Your kid is nine. Tryouts are tomorrow morning. He is at the dinner table. He has not eaten much. He is asking too many questions.

The eight-to-ten version is different from the five-to-seven version. He understands what tryouts mean now.

The dinner

Normal food. His regular favorites. Not anything new or fancy. Don’t try to make it a special meal.

Eat as a family. Don’t sit him down for a tryout-prep speech.

Don’t review skills

Tonight is too late to teach. Don’t go through positioning. Don’t drill technique in the backyard. Don’t pull up coaching videos.

The skills he has are the skills he has. Tomorrow’s tryout is about how he uses them.

Talk about what to expect

Tryouts have a flow. Warm-up, drills, scrimmage. Coaches watch. Some kids get pulled aside for individual evaluations.

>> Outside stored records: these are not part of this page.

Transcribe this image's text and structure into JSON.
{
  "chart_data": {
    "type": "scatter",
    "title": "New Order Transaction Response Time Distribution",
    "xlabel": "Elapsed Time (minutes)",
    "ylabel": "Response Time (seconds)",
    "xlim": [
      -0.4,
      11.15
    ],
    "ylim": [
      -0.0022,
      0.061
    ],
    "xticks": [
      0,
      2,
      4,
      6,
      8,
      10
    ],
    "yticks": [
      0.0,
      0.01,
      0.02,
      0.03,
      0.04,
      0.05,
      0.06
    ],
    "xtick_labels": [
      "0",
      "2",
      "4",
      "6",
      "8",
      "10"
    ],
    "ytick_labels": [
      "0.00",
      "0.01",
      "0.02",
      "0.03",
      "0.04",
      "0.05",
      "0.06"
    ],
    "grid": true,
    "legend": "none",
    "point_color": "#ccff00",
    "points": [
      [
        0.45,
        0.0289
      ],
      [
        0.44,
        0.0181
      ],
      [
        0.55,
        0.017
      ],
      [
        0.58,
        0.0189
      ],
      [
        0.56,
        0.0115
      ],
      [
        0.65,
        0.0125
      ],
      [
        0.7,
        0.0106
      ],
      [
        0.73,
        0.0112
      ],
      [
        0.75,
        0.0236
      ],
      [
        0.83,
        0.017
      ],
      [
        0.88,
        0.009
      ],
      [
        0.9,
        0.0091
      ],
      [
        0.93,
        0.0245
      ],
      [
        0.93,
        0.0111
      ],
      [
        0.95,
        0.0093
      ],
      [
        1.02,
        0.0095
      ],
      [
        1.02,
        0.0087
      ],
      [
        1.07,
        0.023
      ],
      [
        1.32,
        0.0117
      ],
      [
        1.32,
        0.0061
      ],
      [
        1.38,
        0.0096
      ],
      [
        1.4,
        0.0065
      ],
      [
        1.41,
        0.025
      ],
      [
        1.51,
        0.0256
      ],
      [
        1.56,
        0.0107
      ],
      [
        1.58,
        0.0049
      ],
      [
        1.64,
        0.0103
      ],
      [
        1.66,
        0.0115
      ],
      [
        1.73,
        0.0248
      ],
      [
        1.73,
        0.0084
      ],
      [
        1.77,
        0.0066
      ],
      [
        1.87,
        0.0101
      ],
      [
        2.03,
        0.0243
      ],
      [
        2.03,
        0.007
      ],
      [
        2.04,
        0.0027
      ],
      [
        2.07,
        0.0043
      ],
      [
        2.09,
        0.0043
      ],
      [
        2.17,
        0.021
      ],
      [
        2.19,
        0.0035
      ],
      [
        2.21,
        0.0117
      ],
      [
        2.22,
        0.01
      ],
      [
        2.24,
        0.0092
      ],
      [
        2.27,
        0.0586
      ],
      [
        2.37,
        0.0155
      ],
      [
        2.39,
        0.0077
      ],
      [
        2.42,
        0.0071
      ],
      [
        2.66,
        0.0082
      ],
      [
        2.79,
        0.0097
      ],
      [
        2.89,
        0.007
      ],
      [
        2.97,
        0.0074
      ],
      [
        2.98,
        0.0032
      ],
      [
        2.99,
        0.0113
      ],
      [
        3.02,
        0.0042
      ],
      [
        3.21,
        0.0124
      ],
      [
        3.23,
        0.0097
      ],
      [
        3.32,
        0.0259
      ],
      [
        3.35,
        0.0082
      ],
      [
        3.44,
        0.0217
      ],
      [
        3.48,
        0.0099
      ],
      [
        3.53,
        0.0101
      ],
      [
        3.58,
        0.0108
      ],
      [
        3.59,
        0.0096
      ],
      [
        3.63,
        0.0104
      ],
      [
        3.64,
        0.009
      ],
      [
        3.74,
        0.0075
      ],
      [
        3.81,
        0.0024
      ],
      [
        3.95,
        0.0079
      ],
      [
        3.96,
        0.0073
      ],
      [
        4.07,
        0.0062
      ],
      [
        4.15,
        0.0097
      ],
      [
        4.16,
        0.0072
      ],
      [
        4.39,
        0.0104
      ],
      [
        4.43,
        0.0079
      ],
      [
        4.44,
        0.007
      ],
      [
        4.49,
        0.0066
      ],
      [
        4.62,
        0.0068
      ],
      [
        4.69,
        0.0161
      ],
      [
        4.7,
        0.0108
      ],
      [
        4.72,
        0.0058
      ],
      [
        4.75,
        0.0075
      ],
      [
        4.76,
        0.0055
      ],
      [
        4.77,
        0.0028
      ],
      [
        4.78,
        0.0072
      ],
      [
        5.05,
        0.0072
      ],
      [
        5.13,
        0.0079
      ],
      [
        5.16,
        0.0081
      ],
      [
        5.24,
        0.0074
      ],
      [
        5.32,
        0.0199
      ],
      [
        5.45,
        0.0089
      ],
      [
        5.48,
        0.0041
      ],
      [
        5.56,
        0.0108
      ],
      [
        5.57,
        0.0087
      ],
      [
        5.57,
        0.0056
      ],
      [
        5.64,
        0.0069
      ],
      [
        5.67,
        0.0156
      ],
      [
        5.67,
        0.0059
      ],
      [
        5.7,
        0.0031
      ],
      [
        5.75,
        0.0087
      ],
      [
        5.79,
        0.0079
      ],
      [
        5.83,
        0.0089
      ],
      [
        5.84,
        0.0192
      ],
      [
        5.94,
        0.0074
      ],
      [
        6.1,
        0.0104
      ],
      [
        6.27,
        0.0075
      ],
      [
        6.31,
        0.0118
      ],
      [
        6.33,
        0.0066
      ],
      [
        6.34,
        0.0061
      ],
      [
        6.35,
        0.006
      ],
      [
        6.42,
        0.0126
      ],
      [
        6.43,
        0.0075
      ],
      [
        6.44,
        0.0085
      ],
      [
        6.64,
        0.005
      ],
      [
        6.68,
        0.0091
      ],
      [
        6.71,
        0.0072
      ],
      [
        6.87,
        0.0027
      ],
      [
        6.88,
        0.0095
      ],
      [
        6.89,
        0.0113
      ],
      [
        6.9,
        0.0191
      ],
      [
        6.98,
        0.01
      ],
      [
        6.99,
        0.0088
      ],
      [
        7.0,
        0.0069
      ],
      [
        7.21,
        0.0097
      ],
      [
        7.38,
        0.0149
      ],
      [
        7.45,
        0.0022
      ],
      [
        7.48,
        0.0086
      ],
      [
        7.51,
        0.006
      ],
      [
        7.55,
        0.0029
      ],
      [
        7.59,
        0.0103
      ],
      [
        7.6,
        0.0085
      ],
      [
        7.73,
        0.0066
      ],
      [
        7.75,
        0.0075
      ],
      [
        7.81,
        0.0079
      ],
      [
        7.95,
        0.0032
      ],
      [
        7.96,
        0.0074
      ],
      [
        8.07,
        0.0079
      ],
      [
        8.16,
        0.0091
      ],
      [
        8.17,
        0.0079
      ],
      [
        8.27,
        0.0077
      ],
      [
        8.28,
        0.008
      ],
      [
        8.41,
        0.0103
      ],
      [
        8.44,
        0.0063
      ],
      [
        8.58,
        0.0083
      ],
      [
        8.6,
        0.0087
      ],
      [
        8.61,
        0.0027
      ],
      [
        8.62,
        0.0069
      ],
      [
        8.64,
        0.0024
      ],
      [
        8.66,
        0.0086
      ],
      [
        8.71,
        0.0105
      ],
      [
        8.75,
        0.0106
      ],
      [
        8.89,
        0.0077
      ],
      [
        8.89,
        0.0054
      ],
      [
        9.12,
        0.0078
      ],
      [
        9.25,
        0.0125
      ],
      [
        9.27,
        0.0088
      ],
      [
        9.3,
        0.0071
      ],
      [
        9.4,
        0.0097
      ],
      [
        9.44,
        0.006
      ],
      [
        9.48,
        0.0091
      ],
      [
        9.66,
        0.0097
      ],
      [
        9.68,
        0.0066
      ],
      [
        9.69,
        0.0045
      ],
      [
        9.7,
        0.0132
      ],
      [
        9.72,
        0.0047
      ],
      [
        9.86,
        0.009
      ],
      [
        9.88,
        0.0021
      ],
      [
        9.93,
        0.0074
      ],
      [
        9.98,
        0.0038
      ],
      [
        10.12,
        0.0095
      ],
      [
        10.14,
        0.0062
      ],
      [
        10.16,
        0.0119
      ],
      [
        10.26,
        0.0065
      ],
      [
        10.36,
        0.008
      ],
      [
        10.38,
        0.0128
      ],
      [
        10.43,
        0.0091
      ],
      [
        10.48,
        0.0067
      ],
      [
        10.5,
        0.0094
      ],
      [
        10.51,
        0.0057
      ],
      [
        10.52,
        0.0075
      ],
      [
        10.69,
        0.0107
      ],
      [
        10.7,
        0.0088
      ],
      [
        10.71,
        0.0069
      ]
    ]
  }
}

Walk him through it. Tomorrow, you’ll get there at 8:50. They’ll do a warm-up jog. Then small-sided drills. Then a 7v7 scrimmage. Coaches will be watching the whole time. Some kids will get talked to individually.

The familiarity reduces anxiety.

What he should focus on

One thing. Not three. Tomorrow, your job is to hustle. That’s it. If you hustle, you’ve done your job.

Hustle is the only thing he fully controls. Skill is partial. Coach assessments are out of his hands. Hustle is his.

The confidence speech

Don’t oversell. Don’t say you’re going to make the team for sure. Don’t promise outcomes you can’t promise.

Say you’ve worked hard for this. You’re going to leave it all on the field. Whatever happens, we’re proud of you.

This is honest and supportive. He believes it.

The bedtime

Lights out at his normal time. Not earlier. Not later.

Earlier creates an anxious kid lying awake. Later means he’s tired in the morning. Normal works.

The morning of

Same routine as a normal Saturday. Don’t make him eat extra. Don’t put him in a new outfit.

Coaches don’t grade outfits. They grade play.

The drive

Music low. Calm. Don’t pep talk in the car. Don’t rehearse drills.

If he asks a question, answer briefly. Don’t over-elaborate.

The drop-off

Hug at the field. Have fun. We’ll be here at noon. Walk away.

Don’t watch through the fence. Don’t text the coach later about how he did. Trust the process.

The pickup

Don’t ask did you make it. He doesn’t know yet. Cuts come later.

Ask how was it. Listen.

The waiting period

Most cuts are announced two to four days after tryouts. The waiting is the hard part.

Don’t bring it up multiple times. Don’t speculate. Don’t text other parents to see if their kids heard.

When the announcement comes, it comes.

The result

Whatever the result, the eight-to-ten kid will need a calm response from you. If he made it, normal celebration. If he didn’t, normal acknowledgment of disappointment.

Don’t make either bigger than it has to be.

The next year

Tryouts at this age are the beginning, not the end. He will try out for many teams over many years. The skill of the tryout will improve.

Tonight is just one of those evenings. Eat dinner. Go to bed normal time. Tomorrow happens whether or not the dinner went smoothly.